Changes to benefits - Welfare Reform
Welfare Reform will result in changes to the benefits system. Many of the current benefits will cease to exist and new benefits and payment systems will be introduced.
What changes to benefits are being proposed in Northern Ireland?
- introduction of Universal Credit
- introduction of Personal Independence Payment
- changes to Housing Benefit
- introduction of a Benefit Cap
- end of the current Social Fund scheme which will be replaced by a new service called Discretionary Support
- changes to Employment and Support Allowance
- introduction of new Fraud and Error powers
- introduction of further sanctions and hardship measures
What support will be available?
If you are going to be affected by any of the changes, you will be contacted in advance. Support and advice will be available at every stage to help you through these changes and to answer your queries.
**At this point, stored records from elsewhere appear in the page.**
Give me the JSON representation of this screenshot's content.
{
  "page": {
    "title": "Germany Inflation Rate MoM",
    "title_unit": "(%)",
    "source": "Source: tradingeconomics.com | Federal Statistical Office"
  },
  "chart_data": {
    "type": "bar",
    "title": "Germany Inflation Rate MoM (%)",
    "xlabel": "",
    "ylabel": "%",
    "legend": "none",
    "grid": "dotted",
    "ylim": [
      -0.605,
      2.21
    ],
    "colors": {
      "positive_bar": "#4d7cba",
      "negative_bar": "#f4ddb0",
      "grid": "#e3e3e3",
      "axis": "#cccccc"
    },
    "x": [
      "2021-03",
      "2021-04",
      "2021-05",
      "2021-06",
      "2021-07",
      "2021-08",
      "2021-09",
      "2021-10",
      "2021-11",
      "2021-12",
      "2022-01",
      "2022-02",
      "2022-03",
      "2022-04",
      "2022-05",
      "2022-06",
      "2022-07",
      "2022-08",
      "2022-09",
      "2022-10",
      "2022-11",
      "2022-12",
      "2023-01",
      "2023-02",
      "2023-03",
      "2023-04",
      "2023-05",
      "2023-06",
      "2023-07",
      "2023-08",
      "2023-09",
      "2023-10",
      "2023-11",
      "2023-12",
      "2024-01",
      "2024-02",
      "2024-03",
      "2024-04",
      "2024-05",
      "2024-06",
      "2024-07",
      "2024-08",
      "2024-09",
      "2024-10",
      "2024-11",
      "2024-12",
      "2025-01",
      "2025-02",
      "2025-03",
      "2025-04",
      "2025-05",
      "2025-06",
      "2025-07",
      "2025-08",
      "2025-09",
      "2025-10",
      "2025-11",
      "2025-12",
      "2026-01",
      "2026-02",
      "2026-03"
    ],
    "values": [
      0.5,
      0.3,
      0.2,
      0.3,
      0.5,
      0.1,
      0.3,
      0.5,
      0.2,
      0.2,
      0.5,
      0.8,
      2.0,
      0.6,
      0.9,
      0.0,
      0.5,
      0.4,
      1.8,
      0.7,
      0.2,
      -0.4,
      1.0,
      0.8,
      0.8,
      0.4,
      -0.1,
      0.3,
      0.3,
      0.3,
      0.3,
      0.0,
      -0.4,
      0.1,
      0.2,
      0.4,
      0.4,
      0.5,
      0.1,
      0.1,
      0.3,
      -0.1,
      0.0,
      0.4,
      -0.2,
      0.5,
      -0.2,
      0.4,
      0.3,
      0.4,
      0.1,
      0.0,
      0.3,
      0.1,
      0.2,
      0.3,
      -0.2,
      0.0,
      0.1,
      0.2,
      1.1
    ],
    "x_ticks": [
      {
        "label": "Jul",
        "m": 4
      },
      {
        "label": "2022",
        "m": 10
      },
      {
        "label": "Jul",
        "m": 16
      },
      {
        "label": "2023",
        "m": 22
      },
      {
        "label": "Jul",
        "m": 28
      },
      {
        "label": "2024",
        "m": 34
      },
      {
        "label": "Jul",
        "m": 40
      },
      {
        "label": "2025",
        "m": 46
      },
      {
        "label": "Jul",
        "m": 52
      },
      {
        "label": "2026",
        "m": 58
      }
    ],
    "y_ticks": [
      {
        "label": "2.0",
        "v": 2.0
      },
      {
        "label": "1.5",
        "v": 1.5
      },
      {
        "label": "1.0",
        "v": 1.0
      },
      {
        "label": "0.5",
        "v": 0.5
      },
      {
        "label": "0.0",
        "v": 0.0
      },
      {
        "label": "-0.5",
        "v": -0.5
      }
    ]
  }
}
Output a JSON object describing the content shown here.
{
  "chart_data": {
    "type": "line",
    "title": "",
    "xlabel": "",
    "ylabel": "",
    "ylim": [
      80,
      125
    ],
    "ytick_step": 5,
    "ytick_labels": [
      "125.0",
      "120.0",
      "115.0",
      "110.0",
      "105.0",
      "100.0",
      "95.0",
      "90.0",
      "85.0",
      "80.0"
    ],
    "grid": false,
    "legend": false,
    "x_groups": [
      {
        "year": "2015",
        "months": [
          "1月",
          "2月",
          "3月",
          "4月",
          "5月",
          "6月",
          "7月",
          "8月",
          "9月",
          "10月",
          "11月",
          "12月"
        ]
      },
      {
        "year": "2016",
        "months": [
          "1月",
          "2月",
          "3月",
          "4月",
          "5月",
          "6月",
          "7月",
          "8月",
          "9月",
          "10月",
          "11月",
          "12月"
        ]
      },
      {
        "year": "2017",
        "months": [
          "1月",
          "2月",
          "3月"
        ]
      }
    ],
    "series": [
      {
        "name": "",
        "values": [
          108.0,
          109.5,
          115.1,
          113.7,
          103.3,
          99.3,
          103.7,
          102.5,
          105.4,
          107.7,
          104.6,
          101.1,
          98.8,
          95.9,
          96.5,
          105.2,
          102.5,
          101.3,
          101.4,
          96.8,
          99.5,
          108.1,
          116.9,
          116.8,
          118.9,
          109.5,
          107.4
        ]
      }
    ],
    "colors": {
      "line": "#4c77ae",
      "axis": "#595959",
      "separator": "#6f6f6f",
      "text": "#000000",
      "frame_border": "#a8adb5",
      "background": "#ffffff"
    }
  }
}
How will the changes affect you?
Housing Benefit payments may change. These changes will affect Housing Executive or Housing Association tenants from 16 to 61 years old.
Pensioners will not be affected.
Universal Credit will be one single benefit for people aged 18 to 64 years old paid to each household. Some 16 and 17 year olds will be able to claim Universal Credit depending on their circumstances. To date, has not been introduced in Northern Ireland. This information is provided for information purposes only.
Employment Support Allowance
It is proposed to limit the amount of time you can claim contribution based Employment and Support Allowance (ESA) if you are in the Work Related Activity Group. It is also proposed to remove the special conditions that allow some young people to get contribution-based ESA.
Personal Independence Payment
It is proposed to replace Disability Living Allowance with Personal Independence Payment for eligible people of working age (16 – 64 years). Personal Independence Payment is a new benefit to help people with disabilities live full, active and independent lives. To date Personal Independence Payment has not been introduced in Northern Ireland.
It is proposed to change current payments from the Social Fund. Some payments will be part of a new type of support service called Discretionary Support, while some will become part of Universal Credit.
It is proposed that a benefit cap will be introduced. This will limit the amount of benefit people aged 16 to 64 can get. This means you should not get more in benefit payments than you would if you were earning an average wage. This is law in England, Scotland and Wales but to date, has not been introduced in Northern Ireland.
Fraud and Error
It is proposed to introduce new measures to tackle fraud and reduce error.
Sanctions and hardship
It is proposed to introduce new sanctions and hardship payments. If you do not follow the rules of the benefit you are getting such as going to an interview or medical examination you could lose your benefit – these are called sanctions. If losing benefits means you are in severe need, hardship payments can be made which you will have to pay back.